Rest in Peace: Eddie's Bones
by Isabela Hart
Trafford Publishing


"I suggest today's young politicians must get real and accept a most worrying fact. We must stop the clock now and return to the good old days of decent behavior back in the twenties."

Phil Collins, when part of the progressive rock group, Genesis, once penned a song called "Blood on the Rooftops" which featured an old man lamenting the social changes that had occurred in England since his childhood. In some ways this book recaptures the moody despair of that song as the narrator first recalls his boisterous boyhood in Scotland and rough beginnings as a young man in England and on the continent before moving to more philosophical ramblings in later chapters.

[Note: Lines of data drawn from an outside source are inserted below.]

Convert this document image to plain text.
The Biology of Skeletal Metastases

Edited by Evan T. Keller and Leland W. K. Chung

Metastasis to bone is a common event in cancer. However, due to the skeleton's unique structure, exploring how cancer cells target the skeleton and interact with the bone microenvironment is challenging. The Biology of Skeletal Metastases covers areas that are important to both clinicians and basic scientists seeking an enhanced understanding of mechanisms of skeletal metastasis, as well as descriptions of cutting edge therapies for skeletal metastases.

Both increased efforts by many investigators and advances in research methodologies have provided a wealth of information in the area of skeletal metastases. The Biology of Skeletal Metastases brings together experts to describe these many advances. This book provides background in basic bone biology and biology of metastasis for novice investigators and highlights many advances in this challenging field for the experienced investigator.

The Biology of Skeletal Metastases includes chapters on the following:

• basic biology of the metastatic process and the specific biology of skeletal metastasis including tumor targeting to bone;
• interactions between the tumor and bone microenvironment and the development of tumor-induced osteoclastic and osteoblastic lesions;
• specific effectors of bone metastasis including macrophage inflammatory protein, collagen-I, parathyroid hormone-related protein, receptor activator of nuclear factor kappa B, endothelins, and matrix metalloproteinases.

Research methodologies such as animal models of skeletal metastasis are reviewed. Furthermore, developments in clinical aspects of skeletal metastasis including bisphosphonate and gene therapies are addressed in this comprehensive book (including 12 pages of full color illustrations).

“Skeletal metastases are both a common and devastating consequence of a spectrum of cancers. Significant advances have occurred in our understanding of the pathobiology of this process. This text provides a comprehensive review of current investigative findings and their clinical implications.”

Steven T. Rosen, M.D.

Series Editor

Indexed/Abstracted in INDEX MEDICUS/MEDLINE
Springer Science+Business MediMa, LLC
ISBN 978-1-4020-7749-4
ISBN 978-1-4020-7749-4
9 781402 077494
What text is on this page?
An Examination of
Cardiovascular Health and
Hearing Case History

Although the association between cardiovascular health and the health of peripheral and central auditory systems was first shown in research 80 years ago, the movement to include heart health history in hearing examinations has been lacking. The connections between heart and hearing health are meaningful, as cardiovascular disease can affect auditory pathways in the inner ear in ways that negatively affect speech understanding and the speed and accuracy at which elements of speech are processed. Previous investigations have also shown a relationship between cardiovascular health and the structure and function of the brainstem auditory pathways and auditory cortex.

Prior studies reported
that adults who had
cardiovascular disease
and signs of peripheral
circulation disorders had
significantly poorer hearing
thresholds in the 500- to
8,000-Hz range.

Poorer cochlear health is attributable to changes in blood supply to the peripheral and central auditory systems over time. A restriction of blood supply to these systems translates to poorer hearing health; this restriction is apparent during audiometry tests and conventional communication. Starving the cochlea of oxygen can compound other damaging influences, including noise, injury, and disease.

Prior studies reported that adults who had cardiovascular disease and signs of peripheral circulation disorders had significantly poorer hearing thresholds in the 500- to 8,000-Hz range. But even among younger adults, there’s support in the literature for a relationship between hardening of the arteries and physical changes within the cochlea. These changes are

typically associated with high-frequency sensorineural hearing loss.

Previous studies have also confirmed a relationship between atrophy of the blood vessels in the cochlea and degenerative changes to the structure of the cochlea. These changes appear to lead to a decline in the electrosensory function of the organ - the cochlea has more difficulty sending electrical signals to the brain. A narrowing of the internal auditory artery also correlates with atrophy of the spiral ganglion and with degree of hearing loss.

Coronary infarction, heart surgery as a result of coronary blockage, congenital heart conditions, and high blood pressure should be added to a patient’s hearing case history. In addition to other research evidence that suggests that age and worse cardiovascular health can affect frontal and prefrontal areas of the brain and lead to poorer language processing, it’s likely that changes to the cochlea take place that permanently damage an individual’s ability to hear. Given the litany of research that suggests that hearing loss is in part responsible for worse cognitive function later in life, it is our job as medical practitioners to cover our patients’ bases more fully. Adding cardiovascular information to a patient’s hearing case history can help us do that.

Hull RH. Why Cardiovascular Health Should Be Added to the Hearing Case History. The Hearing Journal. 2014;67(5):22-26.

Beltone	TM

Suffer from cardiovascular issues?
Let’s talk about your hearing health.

Eddie Fleming begins his story by recalling the poverty of his upbringing in Kilmarnock, Scotland, during the lean times between the First and Second World Wars. Hart does an admirable job of capturing the atmosphere of the time period, and the various misadventures of Eddie and his gang provide some of the most memorable moments in the book. Eddie's first stab at a better life for himself happens when he enrolls at RAF Cranwell in 1943 at the age of fifteen. However, the war ends before he can become the hero he dreams to be. Feeling cheated and chafing at English discipline, he becomes rebellious and is eventually mustered out of the peacetime RAF after spending much of it either in lockup or on the lam. Turbulent decades follow with some successes but even more failures both personally and in business. Toward the end of the book the reader sees an old man in poor health who rants against the demographic shifts and the changes in the social mores of his country.

While frequent grammar errors and the lack of editing make this work often difficult to read, Hart is to be commended for ambitiously trying to capture a long and complex life in such a short book. Bigoted, opinionated, yet very real, Eddie is a character worth knowing about.